There are areas where differences among Muslims in beliefs and practices can be tricky for healthcare providers, such as end-of-life care. Keeping a patient on life support could present a family with an unaffordable financial burden, which the Quran says should be avoided, according to experts interviewed for this article. But at the same time, there’s a duty to preserve a patient’s life and prevent premature death. Those beliefs could come into conflict. Similarly, the permissibility of organ donation is debatable in Islamic belief because traditional Muslim practice is to bury the deceased’s body intact.
It’s easier now for hospitals to buy supplies and food to accommodate Muslim patients and families. Tong remembers it was hard 16 years ago to find a vendor that sold hospital gowns appropriate for Muslim patients that more fully covered their bodies. But now there are a number of companies making these gowns.
To comply with halal dietary rules forbidding pork, hospitals are expanding their vegetarian menu offerings. That’s what Wyandotte is doing. Census figures for Wayne County, where Wyandotte is located, show Arab-Americans—many of them Muslim—represent 4.3% of the county’s population, compared with less than 0.5% in the U.S. as a whole.

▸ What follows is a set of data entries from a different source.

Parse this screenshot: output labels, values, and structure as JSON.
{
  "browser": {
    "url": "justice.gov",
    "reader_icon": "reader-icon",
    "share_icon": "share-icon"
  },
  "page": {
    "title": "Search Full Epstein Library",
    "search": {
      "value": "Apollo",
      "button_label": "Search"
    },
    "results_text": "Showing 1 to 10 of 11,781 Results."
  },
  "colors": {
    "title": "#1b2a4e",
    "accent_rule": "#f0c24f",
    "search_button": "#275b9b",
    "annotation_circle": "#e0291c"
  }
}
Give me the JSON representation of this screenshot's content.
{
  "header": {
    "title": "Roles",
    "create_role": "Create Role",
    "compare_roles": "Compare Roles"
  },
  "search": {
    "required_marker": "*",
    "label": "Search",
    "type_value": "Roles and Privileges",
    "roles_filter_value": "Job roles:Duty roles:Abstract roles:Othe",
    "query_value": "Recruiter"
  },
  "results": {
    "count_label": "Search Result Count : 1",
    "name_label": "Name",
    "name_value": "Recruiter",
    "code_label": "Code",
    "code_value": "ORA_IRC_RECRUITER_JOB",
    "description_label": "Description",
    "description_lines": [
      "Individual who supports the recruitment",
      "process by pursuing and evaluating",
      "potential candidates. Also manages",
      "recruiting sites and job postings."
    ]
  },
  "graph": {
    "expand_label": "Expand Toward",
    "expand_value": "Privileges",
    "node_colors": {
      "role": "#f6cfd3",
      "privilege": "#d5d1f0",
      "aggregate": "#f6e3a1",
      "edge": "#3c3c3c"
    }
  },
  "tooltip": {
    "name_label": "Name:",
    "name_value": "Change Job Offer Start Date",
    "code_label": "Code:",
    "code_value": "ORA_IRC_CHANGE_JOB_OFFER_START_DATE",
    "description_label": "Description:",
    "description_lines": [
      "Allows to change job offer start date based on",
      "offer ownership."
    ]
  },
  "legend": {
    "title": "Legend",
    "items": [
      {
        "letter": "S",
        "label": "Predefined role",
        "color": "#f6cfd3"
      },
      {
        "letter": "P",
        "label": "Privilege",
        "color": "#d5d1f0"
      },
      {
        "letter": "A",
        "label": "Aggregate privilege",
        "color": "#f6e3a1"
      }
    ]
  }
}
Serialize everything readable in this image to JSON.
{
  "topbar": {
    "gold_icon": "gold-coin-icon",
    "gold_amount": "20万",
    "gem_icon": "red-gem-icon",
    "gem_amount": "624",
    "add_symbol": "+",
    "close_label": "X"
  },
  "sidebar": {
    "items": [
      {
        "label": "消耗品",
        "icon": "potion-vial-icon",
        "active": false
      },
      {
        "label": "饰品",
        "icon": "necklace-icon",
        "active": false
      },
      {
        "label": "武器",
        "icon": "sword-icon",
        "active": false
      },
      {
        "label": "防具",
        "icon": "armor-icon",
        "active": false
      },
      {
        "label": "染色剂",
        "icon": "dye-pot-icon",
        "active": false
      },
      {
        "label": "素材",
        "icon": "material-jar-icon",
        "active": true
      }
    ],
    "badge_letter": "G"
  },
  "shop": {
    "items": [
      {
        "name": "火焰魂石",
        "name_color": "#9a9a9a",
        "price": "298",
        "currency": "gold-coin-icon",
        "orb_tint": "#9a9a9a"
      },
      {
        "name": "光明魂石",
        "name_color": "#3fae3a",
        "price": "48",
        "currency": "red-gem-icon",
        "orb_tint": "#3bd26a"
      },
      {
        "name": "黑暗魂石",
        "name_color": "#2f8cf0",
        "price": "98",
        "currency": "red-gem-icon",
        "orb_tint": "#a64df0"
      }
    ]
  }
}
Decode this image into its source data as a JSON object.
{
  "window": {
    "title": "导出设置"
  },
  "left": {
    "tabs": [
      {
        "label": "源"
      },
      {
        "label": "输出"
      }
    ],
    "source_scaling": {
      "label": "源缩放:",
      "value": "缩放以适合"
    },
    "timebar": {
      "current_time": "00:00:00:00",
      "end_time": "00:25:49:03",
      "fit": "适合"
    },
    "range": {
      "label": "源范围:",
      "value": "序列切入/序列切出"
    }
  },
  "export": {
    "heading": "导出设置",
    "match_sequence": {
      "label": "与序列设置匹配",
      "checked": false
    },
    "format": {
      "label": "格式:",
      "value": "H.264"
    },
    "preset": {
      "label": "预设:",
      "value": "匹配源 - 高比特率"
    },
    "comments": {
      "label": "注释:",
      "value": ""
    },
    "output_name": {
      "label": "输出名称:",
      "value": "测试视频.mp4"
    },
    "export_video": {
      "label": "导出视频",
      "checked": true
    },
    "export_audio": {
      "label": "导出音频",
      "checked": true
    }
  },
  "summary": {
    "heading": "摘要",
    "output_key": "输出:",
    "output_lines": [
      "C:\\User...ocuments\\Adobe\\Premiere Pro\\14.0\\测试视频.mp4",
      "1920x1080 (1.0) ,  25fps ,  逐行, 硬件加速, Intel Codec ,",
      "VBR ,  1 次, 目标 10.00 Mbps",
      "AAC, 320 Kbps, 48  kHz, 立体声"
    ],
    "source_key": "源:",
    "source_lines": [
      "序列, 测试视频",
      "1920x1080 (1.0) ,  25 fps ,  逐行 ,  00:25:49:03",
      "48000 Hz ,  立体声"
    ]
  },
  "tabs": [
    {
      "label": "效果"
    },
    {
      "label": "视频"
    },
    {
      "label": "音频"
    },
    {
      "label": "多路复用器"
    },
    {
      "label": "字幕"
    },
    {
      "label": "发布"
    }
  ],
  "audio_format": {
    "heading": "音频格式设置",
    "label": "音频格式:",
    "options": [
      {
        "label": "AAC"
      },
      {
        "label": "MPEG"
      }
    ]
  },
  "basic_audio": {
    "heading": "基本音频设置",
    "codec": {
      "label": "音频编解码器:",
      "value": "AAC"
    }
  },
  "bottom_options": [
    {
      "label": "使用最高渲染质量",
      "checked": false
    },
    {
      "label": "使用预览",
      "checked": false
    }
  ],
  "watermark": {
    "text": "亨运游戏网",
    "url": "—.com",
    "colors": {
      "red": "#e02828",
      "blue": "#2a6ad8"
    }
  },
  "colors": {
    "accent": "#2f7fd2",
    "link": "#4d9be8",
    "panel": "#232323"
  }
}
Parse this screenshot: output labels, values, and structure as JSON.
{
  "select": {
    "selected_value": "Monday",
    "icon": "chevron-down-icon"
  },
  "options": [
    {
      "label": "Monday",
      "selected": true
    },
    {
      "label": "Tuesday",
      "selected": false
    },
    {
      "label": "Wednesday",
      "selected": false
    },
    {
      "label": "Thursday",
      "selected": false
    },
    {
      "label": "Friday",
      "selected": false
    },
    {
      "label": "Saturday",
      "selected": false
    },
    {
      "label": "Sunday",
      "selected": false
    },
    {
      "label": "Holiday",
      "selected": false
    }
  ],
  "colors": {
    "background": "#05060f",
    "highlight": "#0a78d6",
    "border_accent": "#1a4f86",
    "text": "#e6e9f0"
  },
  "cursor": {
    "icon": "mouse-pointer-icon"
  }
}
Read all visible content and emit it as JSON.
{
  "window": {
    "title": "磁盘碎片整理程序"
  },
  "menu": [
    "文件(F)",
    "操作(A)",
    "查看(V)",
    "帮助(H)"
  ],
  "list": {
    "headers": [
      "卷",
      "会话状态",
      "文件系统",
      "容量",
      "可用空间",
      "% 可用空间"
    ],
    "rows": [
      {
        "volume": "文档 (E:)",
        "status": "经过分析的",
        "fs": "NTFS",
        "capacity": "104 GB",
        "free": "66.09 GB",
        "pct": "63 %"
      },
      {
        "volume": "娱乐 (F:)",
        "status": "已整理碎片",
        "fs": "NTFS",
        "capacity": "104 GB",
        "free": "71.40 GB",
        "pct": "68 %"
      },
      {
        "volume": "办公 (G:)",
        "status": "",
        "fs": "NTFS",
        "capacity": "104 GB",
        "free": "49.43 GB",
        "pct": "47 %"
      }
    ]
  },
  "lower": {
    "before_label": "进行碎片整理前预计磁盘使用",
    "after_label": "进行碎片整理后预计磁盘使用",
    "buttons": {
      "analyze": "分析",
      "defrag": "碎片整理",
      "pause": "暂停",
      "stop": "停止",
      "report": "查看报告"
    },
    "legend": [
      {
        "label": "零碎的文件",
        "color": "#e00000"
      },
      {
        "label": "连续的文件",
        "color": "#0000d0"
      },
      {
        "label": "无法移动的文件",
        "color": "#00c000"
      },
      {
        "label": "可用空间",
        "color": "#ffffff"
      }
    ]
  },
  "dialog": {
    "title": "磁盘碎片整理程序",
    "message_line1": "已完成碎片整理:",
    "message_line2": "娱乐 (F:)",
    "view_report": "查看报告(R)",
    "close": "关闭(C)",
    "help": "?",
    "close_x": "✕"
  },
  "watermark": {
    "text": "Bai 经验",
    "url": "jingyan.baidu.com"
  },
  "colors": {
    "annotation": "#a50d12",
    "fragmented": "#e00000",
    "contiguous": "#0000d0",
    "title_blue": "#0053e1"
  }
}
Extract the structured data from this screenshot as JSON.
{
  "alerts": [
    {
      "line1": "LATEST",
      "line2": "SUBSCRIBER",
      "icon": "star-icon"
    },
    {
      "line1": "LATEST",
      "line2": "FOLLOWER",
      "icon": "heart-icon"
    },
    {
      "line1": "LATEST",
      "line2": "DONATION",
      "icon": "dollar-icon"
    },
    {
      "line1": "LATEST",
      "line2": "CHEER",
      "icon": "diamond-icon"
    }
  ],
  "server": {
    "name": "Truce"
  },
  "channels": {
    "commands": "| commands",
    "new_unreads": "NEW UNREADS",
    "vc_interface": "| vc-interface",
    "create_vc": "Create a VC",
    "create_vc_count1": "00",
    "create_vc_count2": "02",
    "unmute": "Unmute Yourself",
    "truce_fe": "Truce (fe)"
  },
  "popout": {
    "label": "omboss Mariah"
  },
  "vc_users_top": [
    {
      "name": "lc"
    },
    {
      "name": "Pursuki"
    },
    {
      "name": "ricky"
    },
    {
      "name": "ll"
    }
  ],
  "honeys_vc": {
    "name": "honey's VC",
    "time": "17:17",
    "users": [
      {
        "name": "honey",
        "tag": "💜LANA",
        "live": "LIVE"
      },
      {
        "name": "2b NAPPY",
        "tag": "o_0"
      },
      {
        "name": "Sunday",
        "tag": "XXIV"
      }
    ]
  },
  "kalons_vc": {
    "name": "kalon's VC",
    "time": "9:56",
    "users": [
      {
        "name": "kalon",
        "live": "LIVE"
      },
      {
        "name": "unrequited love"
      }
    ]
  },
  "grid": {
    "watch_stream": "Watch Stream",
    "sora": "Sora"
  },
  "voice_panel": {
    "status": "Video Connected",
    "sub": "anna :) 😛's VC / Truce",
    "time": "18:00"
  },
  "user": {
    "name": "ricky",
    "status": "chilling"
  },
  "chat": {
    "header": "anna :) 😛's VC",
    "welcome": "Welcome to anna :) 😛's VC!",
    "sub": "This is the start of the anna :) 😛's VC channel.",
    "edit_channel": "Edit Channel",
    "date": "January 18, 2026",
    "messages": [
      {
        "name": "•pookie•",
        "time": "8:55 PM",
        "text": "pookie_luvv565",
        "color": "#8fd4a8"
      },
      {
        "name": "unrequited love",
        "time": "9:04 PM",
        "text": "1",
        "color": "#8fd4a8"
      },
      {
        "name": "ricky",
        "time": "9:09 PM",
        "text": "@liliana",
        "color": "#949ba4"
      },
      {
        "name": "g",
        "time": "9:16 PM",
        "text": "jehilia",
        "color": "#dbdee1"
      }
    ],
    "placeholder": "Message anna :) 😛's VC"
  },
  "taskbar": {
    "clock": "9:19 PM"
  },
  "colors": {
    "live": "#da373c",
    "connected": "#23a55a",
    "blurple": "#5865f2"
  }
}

Wyandotte’s leaders took a big step seven months ago when they converted a recycling room into a Muslim prayer room. The hospital’s large number of Muslim physicians drove that decision, said Rand O’Leary, the hospital’s chief operating officer. “We wanted to be respectful to the needs of the medical staff and try to accommodate the request,” he said. “I didn’t see it any different for any other community or physician request.”
Hospitals also have taken steps to accommodate the worship needs of Muslim patients and families. Lutheran Medical Center has imams from local mosques on call to serve as volunteer chaplains to minister to Muslim families in end-of-life situations. Though the concept of a chaplain is unfamiliar in Islam, Jandali said she has seen more hospitals with Muslim chaplains over the past seven years.
Since 1996, Lutheran also has set aside a prayer room for devout Muslims, who pray to Allah five times a day. After the Sept. 11, 2001 terrorist attacks, Tong recalls that the hospital received letters expressing anger over this. “Where’s the Irish unit?” was one complaint.
But such explicit public hostility has receded. Now Tong is concerned about whether the current prayer room is large enough to accommodate the growing Muslim population.
Henry Ford Wyandotte Hospital’s prayer room accommodates patients as well as hospital staff.